True, but if Europe hadn't come into contact with Asia, then Europe would've developed on different lines too. And if those different individual cultures hadn't come into contact with each other, they would've developed along different lines. And if I hadn't seen "The Corbomite Maneuver" when I was five years old and gotten hooked, I would've developed along different lines. And if my grandmother had wheels, she'd be a wagon. This is such a trivial assertion as to be utterly meaningless. The way that
any entity develops is shaped by the experiences and interactions it has, and it's axiomatic that it would go differently if those interactions were different. As I said, it's not contact itself that causes the disruption, it's the particular
form of contact that occurred in this case, where the contactors were aggressively trying to repress the contactees.

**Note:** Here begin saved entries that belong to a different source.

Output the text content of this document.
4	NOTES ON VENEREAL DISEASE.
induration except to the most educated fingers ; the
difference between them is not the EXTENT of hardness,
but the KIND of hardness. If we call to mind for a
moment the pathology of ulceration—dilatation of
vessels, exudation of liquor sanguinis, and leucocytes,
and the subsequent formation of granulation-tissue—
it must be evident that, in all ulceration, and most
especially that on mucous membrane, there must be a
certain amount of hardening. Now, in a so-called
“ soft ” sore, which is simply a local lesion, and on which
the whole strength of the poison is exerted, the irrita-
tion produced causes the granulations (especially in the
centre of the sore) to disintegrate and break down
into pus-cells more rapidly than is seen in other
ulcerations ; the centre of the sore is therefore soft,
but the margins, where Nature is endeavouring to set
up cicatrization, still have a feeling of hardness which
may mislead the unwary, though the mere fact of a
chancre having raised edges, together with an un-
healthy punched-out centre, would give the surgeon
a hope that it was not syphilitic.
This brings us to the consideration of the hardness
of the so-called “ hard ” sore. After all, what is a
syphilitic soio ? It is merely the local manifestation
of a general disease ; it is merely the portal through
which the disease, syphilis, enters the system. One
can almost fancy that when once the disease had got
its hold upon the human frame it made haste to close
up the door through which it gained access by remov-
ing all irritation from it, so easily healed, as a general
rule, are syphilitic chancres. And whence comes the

And that tendency within Europe was a response to its own contact history. The cultural and religious imperialism that drove the Spanish in the Americas was an outgrowth of their centuries of fighting off the Muslim rulers of the Iberian Peninsula; once they drove the nonbelievers out of their own land, they just kept going. And Islam arose as a result of the intermixing of cultures and ideas in the crossroads of Arabia, as Arabs took ideas from Judaism and Christianity and adapted them into a new faith which was used by one faction to unite and achieve political and economic victory over their oppressors. And Christianity arose partly as a counterculture movement in response to the domination of the Roman Empire over the Hebrews. And the Roman Empire took much of its knowledge and value system from the Greeks. And the Greek civilization was a synthesis of indigenous and invader cultures in the Aegean. And so on.

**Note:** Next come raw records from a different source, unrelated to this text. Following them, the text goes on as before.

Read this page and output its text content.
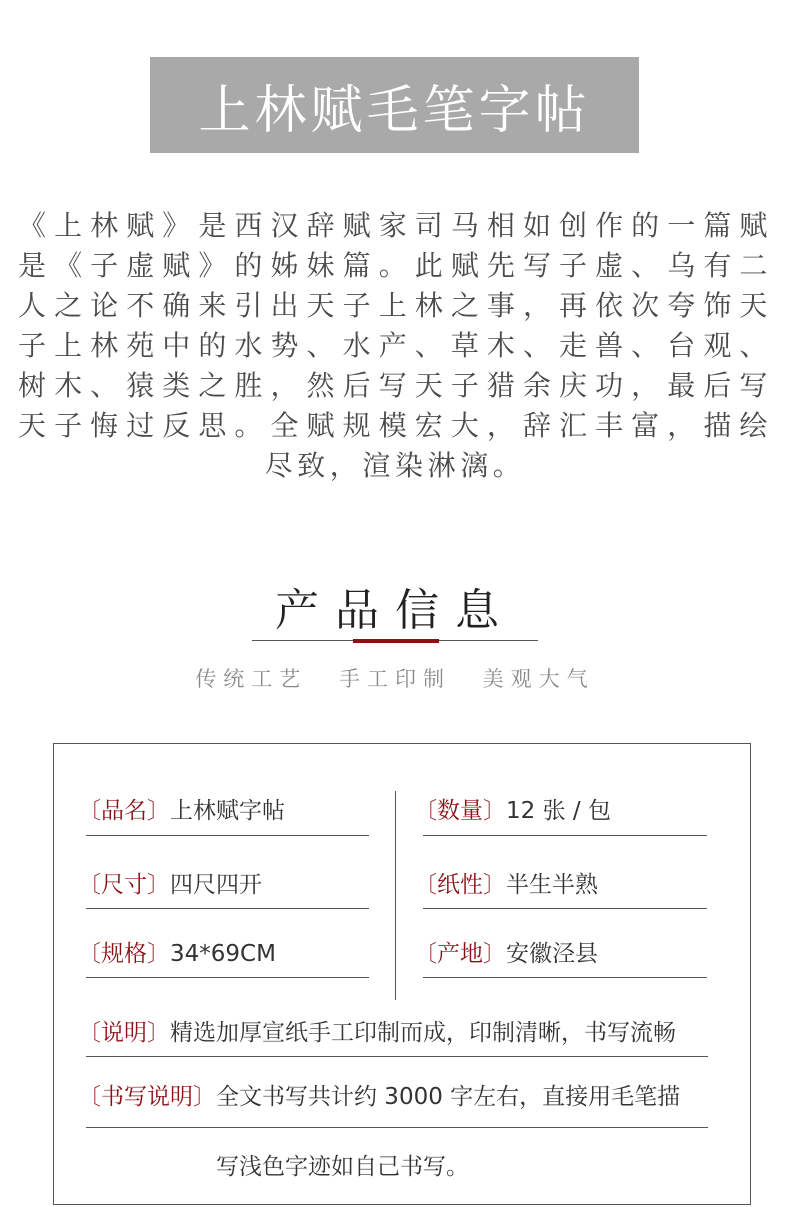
上林赋毛笔字帖
《上林赋》是西汉辞赋家司马相如创作的一篇赋
是《子虚赋》的姊妹篇。此赋先写子虚、乌有二
人之论不确来引出天子上林之事，再依次夸饰天
子上林苑中的水势、水产、草木、走兽、台观、
树木、猿类之胜，然后写天子猎余庆功，最后写
天子悔过反思。全赋规模宏大，辞汇丰富，描绘
尽致，渲染淋漓。
产品信息
传统工艺 手工印制 美观大气
〔品名〕上林赋字帖	〔数量〕12 张 / 包
〔尺寸〕四尺四开	〔纸性〕半生半熟
〔规格〕34*69CM	〔产地〕安徽泾县
〔说明〕精选加厚宣纸手工印制而成，印制清晰，书写流畅
〔书写说明〕全文书写共计约 3000 字左右，直接用毛笔描
写浅色字迹如自己书写。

All of those cultures would have developed differently if their contact histories had been different, obviously. But that doesn't mean that contact
itself is an anomaly or a wrong to be prevented. It's a normal and inseparable part of cultural evolution on any continent, on any planet.
And as I pointed out before, the thing about European contact that was most devastating to the Native Americans was disease, not cultural imperialism. The Americans (those south of the Arctic Circle, at least) had been isolated from Eurasia for at least 12,000 years and had no immunity to Eurasian diseases. Those diseases, transmitted across the continent through indigenous trading networks, wiped out as much as 90 percent of the population of the Americas before most of them had ever
met a European. So many American cultures were already devastated even before European people (rather than microbes) reached them and had any influence over them. If that hadn't happened, the Europeans would've encountered cultures that were ten times more populous and far more robust, much more able to hold their own. Sure, Europe would've probably dominated them politically or economically the way it did in India, China, Africa, etc., but it wouldn't have driven them to extinction through cultural imperialism alone. (And without the same near-unfettered access to the Americas' wealth and territory, Europe would never have grown into a strong enough colonial power to do as much damage to Africa and Asia as it did.)
I don't find the 24th century PD paternalistic. I find it respectful.
It's respectful to abandon an entire species to extinction because you think they're too mentally fragile to handle new knowledge? Sounds like the same kind of "respect" for women that led to society treating women as hothouse flowers to be isolated and sheltered from anything unpleasant. Respect taken too far becomes condescension.